ORC

ORC(Optimized Row Columnar) is a columnar storage format from Hive. ORC improves performance for reading, writing, and processing data. For more details, please refer to ORC Files at Hive wiki.

How to Create an ORC Table?

If you are not familiar with CREATE TABLE statement, please refer to Data Definition Language Data Definition Language.

In order to specify a certain file format for your table, you need to use the USING clause in your CREATE TABLE statement. Below is an example statement for creating a table using orc files.

CREATE TABLE table1 (
  id int,
  name text,
  score float,
  type text
) USING orc;

Physical Properties

Some table storage formats provide parameters for enabling or disabling features and adjusting physical parameters. The WITH clause in the CREATE TABLE statement allows users to set those parameters.

Now, ORC file provides the following physical properties.

  • orc.max.merge.distance: When ORC file is read, if stripes are too closer and the distance is lower than this value, they are merged and read at once. Default is 1MB.
  • orc.stripe.size: It decides size of each stripe. Default is 64MB.
  • orc.compression.kind: It means the compression algorithm used to compress and write data.
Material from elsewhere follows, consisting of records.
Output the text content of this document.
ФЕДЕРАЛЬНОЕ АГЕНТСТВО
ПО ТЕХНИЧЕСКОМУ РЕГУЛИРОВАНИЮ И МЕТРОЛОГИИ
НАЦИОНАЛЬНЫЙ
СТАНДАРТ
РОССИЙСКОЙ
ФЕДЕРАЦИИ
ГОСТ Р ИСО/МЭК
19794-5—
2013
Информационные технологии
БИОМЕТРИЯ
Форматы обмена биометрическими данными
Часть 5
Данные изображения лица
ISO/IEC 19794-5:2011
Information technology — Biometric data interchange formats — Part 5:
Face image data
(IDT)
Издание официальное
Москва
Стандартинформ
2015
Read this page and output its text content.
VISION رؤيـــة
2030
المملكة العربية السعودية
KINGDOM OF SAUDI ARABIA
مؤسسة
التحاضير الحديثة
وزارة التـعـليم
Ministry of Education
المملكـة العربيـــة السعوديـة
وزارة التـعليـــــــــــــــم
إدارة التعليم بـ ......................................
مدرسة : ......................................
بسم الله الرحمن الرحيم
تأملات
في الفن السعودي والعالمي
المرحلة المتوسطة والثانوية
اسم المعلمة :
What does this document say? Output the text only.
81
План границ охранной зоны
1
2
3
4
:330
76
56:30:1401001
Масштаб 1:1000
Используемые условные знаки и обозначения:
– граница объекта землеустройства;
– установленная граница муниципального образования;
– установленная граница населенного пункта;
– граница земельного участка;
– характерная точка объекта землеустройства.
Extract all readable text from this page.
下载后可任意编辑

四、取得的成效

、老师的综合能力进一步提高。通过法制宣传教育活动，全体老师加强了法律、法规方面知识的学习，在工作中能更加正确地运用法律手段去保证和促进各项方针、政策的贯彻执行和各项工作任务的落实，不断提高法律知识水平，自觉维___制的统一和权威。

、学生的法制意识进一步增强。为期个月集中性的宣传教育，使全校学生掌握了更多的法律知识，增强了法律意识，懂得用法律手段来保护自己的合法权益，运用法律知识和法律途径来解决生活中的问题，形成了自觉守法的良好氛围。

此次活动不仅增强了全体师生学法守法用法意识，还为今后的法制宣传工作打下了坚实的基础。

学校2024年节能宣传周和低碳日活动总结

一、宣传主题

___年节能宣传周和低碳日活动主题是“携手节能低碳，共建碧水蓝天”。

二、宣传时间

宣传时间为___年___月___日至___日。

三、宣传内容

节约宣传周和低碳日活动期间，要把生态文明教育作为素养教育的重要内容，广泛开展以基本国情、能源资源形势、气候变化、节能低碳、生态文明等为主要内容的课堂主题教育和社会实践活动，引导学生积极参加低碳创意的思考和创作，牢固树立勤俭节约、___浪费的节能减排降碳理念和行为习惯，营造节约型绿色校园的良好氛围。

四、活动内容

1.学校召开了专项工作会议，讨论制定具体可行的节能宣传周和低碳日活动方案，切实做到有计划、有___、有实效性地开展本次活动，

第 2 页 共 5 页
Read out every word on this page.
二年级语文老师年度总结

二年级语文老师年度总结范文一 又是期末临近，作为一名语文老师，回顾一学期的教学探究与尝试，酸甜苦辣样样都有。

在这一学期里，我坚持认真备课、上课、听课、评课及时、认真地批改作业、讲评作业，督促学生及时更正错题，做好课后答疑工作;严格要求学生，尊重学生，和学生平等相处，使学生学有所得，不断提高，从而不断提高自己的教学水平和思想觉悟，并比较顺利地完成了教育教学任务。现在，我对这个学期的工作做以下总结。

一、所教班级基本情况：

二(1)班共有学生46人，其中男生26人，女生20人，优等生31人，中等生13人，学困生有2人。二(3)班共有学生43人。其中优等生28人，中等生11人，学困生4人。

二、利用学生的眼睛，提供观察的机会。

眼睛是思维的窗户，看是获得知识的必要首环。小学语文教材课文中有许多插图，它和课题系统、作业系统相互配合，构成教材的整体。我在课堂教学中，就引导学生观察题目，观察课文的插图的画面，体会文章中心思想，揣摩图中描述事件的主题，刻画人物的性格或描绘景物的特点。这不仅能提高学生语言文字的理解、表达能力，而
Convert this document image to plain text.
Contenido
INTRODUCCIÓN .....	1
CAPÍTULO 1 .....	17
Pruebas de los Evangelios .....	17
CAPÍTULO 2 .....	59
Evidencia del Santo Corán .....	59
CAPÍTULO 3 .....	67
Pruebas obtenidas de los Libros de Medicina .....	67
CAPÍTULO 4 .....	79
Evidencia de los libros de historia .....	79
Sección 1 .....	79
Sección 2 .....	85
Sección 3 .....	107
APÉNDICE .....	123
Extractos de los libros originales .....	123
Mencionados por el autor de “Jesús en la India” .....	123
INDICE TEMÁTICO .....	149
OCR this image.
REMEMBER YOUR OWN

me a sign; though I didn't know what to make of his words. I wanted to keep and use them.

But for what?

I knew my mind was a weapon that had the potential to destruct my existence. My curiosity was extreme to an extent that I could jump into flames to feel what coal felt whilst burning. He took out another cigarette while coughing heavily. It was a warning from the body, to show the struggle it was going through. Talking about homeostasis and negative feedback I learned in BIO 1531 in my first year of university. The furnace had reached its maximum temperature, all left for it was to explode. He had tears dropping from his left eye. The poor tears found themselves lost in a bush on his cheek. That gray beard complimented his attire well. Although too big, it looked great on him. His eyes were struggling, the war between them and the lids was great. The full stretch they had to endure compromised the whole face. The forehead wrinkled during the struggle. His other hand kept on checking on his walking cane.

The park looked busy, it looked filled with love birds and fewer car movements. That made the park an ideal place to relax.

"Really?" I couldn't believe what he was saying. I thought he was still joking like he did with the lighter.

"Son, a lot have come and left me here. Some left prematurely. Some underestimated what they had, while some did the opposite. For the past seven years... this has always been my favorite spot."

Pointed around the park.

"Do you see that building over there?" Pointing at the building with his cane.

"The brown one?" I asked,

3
It should be one of none, snappy, zlib. Default is none.
  • orc.buffer.size: It decides size of writing buffer. Default is 256KB.
  • orc.rowindex.stride: Define the default ORC index stride in number of rows. (Stride is the number of rows an index entry represents.) Default is 10000.

Compatibility Issues with Apache Hive™

At the moment, Tajo only supports flat relational tables. We are currently working on adding support for nested schemas and non-scalar types (TAJO-710).